15. Method according to claim 14, characterized in that the nucleotide sequence of the promoter element further corresponds to YHNYDTKTTWTTWANASRWAM (SEQ ID No. 1), wherein non-standard nucleotides are represented as follows: R is G or A, Y is T or C, M is A or C, K is G or T, W is A or T, S is G or C, B is T or G or C, V is A or G or C, H is A or T or C, D is A or T or G, and N is A or T or G or C.

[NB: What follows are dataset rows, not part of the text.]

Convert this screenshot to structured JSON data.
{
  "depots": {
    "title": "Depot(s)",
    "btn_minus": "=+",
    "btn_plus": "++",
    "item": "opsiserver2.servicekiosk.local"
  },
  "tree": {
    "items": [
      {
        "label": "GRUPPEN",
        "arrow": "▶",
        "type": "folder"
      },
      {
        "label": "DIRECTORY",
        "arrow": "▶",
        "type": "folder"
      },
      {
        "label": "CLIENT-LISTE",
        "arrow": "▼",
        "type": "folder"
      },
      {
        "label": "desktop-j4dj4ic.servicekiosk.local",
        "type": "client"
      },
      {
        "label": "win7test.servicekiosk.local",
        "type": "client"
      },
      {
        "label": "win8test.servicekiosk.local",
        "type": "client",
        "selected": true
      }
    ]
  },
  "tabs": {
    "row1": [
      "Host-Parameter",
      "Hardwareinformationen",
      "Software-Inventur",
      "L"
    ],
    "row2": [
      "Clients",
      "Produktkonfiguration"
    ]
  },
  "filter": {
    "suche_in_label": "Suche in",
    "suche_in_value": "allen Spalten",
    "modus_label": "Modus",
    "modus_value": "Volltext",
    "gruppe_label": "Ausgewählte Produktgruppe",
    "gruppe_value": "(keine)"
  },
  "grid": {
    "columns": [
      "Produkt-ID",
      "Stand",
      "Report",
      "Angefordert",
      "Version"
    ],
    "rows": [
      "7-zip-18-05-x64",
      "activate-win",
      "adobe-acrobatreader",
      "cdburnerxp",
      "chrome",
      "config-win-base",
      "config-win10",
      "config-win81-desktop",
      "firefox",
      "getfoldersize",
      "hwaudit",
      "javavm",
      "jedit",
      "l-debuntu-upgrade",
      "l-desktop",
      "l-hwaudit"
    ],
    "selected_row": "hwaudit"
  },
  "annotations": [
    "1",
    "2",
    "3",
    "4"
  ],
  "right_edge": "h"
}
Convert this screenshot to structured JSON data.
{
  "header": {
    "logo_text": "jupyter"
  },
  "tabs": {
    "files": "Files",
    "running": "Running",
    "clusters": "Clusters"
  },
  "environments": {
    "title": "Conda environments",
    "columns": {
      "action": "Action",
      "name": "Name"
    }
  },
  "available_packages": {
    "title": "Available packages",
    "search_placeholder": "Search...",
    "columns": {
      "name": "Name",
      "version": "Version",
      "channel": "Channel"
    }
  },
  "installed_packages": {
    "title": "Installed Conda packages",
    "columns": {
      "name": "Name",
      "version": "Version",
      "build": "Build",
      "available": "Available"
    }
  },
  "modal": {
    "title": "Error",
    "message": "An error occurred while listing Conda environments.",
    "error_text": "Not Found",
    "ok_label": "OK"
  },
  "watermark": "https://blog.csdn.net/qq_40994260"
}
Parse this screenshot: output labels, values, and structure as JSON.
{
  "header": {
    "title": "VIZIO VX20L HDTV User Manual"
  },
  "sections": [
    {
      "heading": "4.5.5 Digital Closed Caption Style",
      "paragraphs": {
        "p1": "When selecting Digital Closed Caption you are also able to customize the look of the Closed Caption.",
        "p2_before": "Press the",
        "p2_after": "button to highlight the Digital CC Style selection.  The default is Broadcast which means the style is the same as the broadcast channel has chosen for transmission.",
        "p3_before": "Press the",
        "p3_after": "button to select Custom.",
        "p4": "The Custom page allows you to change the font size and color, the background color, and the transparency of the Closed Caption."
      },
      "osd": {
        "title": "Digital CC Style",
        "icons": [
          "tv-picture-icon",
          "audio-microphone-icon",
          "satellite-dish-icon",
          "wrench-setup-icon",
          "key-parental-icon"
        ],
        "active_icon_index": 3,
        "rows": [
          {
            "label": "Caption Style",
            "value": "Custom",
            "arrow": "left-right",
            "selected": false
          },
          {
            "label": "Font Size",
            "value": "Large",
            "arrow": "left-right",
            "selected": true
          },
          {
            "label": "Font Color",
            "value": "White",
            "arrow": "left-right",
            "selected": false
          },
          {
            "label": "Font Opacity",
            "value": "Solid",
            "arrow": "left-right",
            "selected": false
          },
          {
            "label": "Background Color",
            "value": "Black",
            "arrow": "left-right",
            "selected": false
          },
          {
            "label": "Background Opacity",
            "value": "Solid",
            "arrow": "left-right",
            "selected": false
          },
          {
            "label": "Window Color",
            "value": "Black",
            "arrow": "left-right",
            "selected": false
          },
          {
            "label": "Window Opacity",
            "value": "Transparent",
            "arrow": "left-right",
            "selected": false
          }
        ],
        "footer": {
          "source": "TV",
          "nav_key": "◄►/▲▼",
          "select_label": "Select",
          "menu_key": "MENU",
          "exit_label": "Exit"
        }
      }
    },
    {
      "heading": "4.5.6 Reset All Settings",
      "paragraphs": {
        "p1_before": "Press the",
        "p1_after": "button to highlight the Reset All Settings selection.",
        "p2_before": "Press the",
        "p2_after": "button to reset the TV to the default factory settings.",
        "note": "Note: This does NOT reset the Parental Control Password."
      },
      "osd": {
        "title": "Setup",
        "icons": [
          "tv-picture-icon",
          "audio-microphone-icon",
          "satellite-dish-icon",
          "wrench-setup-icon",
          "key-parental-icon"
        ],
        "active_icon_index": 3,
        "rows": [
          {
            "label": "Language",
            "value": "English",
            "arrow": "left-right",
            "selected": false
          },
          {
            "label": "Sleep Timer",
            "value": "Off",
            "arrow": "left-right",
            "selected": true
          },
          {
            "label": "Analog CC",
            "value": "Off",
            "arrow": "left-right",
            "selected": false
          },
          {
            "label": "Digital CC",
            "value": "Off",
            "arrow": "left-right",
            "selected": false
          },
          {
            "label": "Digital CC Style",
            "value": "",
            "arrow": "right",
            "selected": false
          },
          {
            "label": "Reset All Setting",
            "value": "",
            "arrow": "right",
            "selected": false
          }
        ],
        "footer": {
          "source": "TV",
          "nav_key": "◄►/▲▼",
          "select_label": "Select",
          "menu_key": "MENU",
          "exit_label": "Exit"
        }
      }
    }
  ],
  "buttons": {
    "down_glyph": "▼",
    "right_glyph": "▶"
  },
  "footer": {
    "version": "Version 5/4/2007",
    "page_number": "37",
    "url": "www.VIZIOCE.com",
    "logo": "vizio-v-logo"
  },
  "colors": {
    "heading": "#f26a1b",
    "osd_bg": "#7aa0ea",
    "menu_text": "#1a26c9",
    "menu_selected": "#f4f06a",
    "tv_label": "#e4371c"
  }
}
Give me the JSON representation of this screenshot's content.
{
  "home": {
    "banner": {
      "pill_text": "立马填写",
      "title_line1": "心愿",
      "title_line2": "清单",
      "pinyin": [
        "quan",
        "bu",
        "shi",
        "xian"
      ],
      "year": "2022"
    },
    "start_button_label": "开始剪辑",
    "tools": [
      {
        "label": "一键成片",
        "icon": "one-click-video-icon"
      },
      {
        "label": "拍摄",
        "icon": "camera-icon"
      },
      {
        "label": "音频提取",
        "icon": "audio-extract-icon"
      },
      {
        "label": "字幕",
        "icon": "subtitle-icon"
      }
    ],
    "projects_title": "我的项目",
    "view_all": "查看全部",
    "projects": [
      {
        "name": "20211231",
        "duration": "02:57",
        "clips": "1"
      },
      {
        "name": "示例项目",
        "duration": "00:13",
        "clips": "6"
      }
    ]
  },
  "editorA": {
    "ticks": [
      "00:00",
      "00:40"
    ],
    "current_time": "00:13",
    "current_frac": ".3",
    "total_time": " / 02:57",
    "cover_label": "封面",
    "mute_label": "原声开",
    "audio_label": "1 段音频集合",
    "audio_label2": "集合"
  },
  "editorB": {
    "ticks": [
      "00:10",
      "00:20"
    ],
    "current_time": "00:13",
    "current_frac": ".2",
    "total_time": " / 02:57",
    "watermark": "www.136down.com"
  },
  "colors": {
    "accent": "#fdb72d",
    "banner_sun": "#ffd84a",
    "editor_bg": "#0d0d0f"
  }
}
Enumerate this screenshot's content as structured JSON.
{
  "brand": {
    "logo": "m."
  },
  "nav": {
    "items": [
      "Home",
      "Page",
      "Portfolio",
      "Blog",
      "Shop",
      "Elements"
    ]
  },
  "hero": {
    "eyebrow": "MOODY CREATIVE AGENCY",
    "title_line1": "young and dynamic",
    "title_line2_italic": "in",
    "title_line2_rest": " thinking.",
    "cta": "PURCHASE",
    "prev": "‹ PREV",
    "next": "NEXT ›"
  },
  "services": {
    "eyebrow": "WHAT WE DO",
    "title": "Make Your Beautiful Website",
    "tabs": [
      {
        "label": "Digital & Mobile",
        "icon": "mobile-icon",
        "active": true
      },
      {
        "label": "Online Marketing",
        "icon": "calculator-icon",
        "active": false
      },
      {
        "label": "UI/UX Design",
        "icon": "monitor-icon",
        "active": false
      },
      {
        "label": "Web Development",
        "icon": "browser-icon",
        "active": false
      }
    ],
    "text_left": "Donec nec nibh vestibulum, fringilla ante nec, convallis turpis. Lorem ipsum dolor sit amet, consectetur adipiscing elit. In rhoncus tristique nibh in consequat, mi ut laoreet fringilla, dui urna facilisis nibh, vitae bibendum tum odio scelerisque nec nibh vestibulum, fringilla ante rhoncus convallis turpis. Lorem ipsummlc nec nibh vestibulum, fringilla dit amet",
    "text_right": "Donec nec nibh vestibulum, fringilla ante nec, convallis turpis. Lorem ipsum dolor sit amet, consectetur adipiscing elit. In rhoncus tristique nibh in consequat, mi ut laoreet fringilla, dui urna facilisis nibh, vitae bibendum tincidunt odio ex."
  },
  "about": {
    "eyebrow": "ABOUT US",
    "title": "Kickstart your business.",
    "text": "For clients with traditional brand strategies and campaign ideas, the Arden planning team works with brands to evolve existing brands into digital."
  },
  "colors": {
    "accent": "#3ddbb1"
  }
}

16. Method according to claim 14, wherein the transgene is selected from the group comprising homologous genes, pro-drug converting enzyme genes, genes encoding interleukins, IL-2, IL-12, IL-21, IFN-λ, IFN-α, IFN-β, and IFN-γ, GM-CSF, TNF-α, and/or TGF-β, nucleic acid sequences encoding an angiogenesis inhibitor, thrombospondin-1, endostatin, and/or angiopoietin-2, nucleic acid sequences encoding a bacterial toxin, colicin, shiga-like toxin, α-toxin and/or Parton-Valentine leukocidin of Staphylococcus aureus, and nucleic acid sequences encoding a prodrug converting enzyme, cytosine deaminase, carboxypeptidase G2, and/or purine-deoxynucleoside phosphorylase.